Terzo, Erdogan riconosce che dopo quasi due decenni di governo il pubblico turco potrebbe semplicemente stancarsi di lui. Sebbene durante la campagna contro gli stranieri – cioè gli Stati Uniti e l’Occidente – abbia inveito contro il deterioramento dello stato dell’economia turca, per molti elettori il denaro si ferma con lui. La perdita di Istanbul, teme, rappresenterebbe un’ulteriore fessura nella sua armatura e darebbe la percezione che i suoi poteri stiano diminuendo. Alcuni turchi potrebbero interpretare la perdita come l’inizio della fine per lui. Nel 2017, avrebbe affermato che “se perdiamo Istanbul, perdiamo la Turchia”.

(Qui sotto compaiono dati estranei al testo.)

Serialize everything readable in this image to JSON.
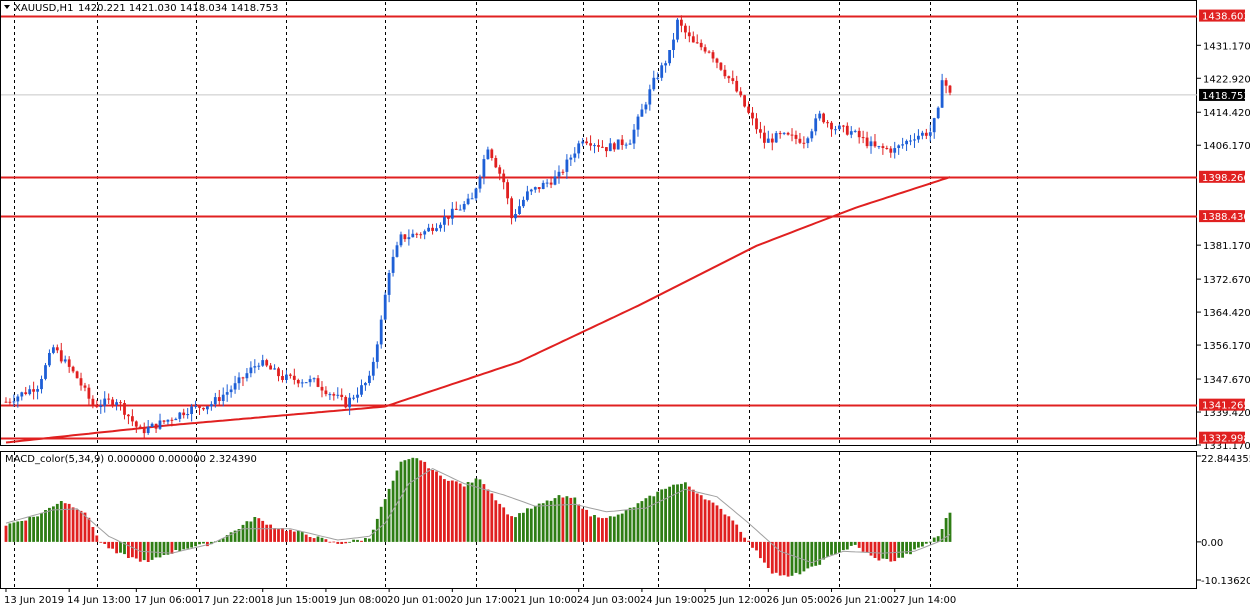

Alla base di tutti questi problemi c’è il fatto che Erdogan ha trasformato la Turchia in un sistema autoritario di una sola persona in cui tutte le istituzioni sono sotto il suo controllo. Le istituzioni statali rispondono solo ai suoi capricci; peggio ancora, la magistratura indipendente e la sua garanzia dello Stato di diritto sono state demolite. Ora esistono due sistemi giudiziari paralleli: uno per gli amici e i sostenitori di Erdogan e uno per tutti gli altri. Chiunque non piaccia a Erdogan finisce in prigione con accuse inventate; tra loro ci sono molti intellettuali – la Turchia ha la particolarità di essere il più grande carceriere di giornalisti. Un singolo tweet, soprattutto se riguarda un caso di lesa maestà, può farti finire in galera. Erdogan era circondato durante il primo decennio del suo governo da altri principi fondatori del partito, ma li ha sistematicamente eliminati. Invece, si è circondato di adulatori che non osano sfidarlo. Ha quindi perso i servizi di persone che potevano fungere da cassa di risonanza. L’acume politico che ha mostrato tra il 2002 e circa il 2010 è quasi scomparso. È diventato un altro despota ordinario, tranne uno che è a capo di un membro importante e potenzialmente instabile dell’alleanza occidentale. Erdogan rimpiangerà amaramente la sua decisione di ribaltare le elezioni di Istanbul, principalmente perché dimostra che sta perdendo il potere e corre spaventato. È terrorizzato da qualsiasi potenziale mobilitazione della società civile. La sua paranoia lo porta a vedere complotti ovunque e ad eliminare incessantemente la burocrazia, i militari e la società dai nemici reali ma per lo più immaginari. La conseguenza non intenzionale delle elezioni di Istanbul sarà la lenta ma costante evoluzione di nuove forme di opposizione al regime. Il sistema elettorale turco è sempre stato considerato come una delle poche istituzioni integre del paese; i governi precedenti, parzialmente o totalmente democratici, non hanno mai rischiato un intervento così diretto nei risultati delle elezioni. Con una buona ragione: se le persone perdono la fiducia nelle elezioni, ricorreranno a forme alternative di opposizione. Un regime, soprattutto uno ancora insediato nelle istituzioni occidentali, che non offre vie per un vero dissenso in mezzo al peggioramento delle condizioni economiche finirà per dare origine a una rivolta. Quando arriverà la primavera turca, Erdogan potrà incolpare solo se stesso.